Building just for fun?


----------



## lael (4/1/15)

husky said:


> Building just for fun?


Wondering the same thing... or seen the light and going 1V? lol


----------



## AGBREWER81 (5/1/15)

I was building an all electric brewery as seen on www.theelectricbrewery.com. Im currently wiring the control panel that owes me about $1500 bucks. I also have 
three Blichmann 20 Gallon G1 BoilerMakers, One for HLT, Mash Tun and Boil kettle. Each kettle has its own temp probe connected to a PID. Two pumps will be in opperation. I will be using 1 5500 element in the HLT and boil kettle. The mash will be pumped through a herms coil in HLT to maintain temp. This setup in total has set me back about $6000. I will post new pics soon.


----------



## lael (5/1/15)

Wow, decided to build, sell and go with a different plan?


----------



## lael (5/1/15)

Wow, decided to build, sell and go with a different plan?

I've always loved the shiny lights on the electric brewery control panels.

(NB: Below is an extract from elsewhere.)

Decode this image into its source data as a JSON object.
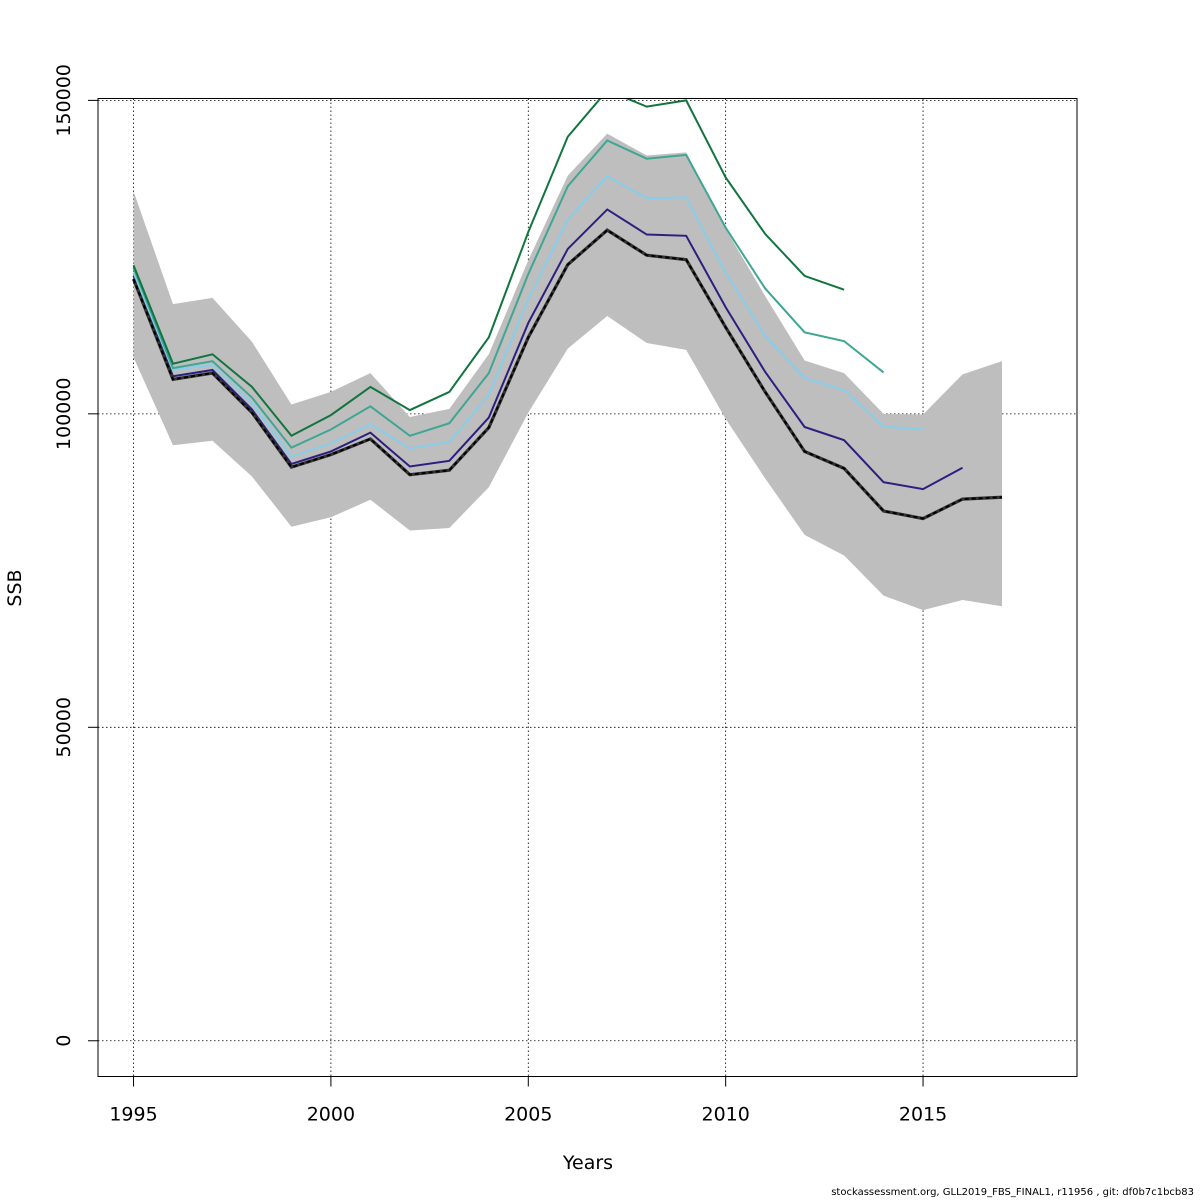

Not so much the price tag


----------



## Crusty (5/1/15)

AGBREWER81 said:


> I was building an all electric brewery as seen on www.theelectricbrewery.com. Im currently wiring the control panel that owes me about $1500 bucks. I also have
> three Blichmann 20 Gallon G1 BoilerMakers, One for HLT, Mash Tun and Boil kettle. Each kettle has its own temp probe connected to a PID. Two pumps will be in opperation. I will be using 1 5500 element in the HLT and boil kettle. The mash will be pumped through a herms coil in HLT to maintain temp. This setup in total has set me back about $6000. I will post new pics soon.


It looks like your almost there, why stop now? That would be a cracking setup.
Whats the new plan?


----------